Vitae wrote beautiful books and articles. Open the River was a memoir telling about how he took up sailing after the death of our son Sorrel in 1990. My favorite novel is the last one, Miguel the Barber. But if you want to know the philosophy behind his happy approach to each moment of life and interested acceptance of each person he met, his book Joyful Numerology for Soul Awakening shows how every number, every moment, can be taken as an opportunity for growth. Many lucky people got to experience his approach to life first hand through counseling and the spiritual workshops he guided called the ALL Discovery Game, still continuing through the younger guides that have been trained.

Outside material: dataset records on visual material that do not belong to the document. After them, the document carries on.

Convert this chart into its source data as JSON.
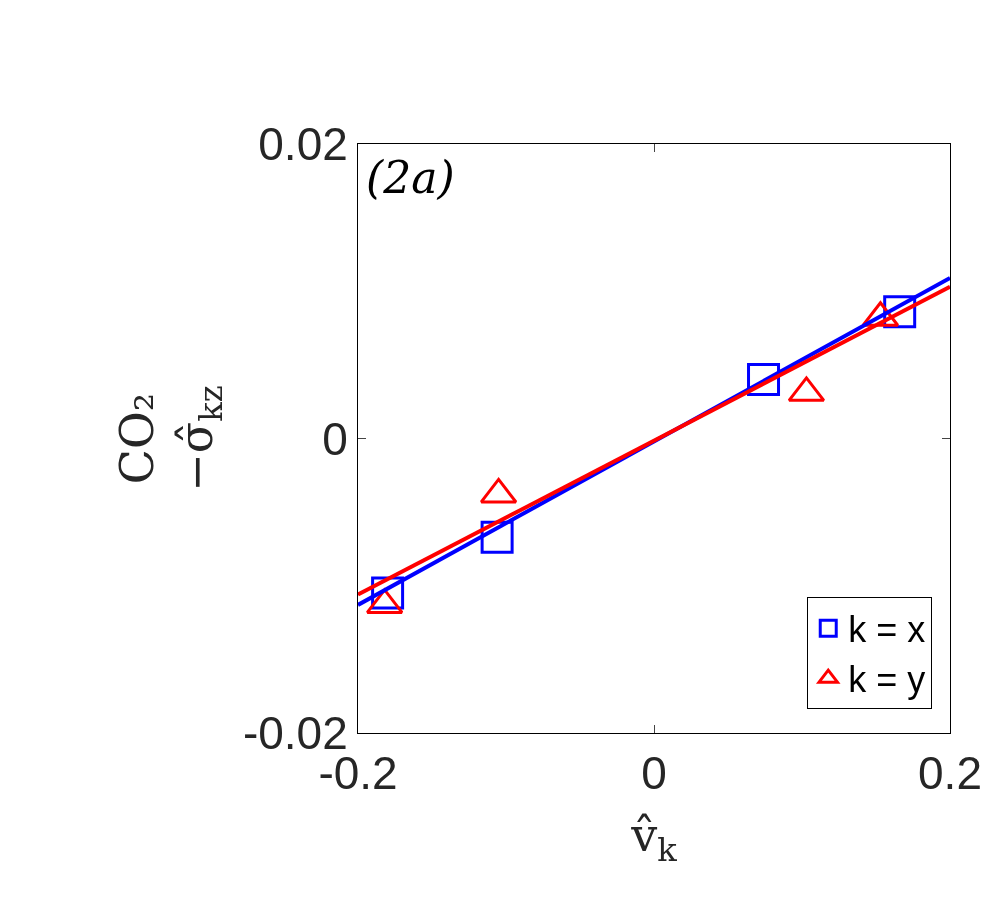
{
  "chart_data": {
    "type": "scatter",
    "xlabel": "v̂$_{k}$",
    "ylabel": "CO₂\n−σ̂$_{kz}$",
    "annotations": [
      "(2a)"
    ],
    "xlim": [
      -0.2,
      0.2
    ],
    "xticks": [
      -0.2,
      0,
      0.2
    ],
    "ylim": [
      -0.02,
      0.02
    ],
    "yticks": [
      -0.02,
      0,
      0.02
    ],
    "legend": "bottom right",
    "series": [
      {
        "name": "k = x",
        "color": "#0000ff",
        "marker": "square",
        "x": [
          -0.18,
          -0.106,
          0.074,
          0.166
        ],
        "values": [
          -0.0105,
          -0.0067,
          0.004,
          0.0086
        ]
      },
      {
        "name": "k = y",
        "color": "#ff0000",
        "marker": "triangle",
        "x": [
          -0.182,
          -0.105,
          0.103,
          0.153
        ],
        "values": [
          -0.0113,
          -0.0038,
          0.0031,
          0.0082
        ]
      },
      {
        "type": "line",
        "color": "#0000ff",
        "x": [
          -0.2,
          0.2
        ],
        "values": [
          -0.0113,
          0.0109
        ]
      },
      {
        "type": "line",
        "color": "#ff0000",
        "x": [
          -0.2,
          0.2
        ],
        "values": [
          -0.0106,
          0.0103
        ]
      }
    ]
  }
}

Vitae’s working life was as a chef, restaurant owner, and food manager, finishing that career as manager of all the restaurants on the Senate side of Capitol Hill, in the late 80′s. Practical matters and personnel issues seemed to sort themselves out under his cheerful and creative approach. He had a great interest in alternative models for business, energy, and society. His appreciation for our personal back-to-the-land lifestyle increased over the years, as the fallacy of consumerism became ever more apparent.
We all knew Vitae as friendly, kind, funny, optimistic, curious, compassionate, generous, and on and on. If you can believe it, for the first half of his life he was a difficult, somewhat troubled, if brilliant, young man. For the last 40 years, through meditation (Kriya Yoga) and the ALL Discovery Game workshops, he gradually dropped all his many non-spiritual traits, without seeming to struggle and strive over it. An amazing process to watch.
I think the secret of our famous togetherness was our mutual devotion to spiritual realization – whatever that might turn out to be. And we never for a moment considered separating from each other.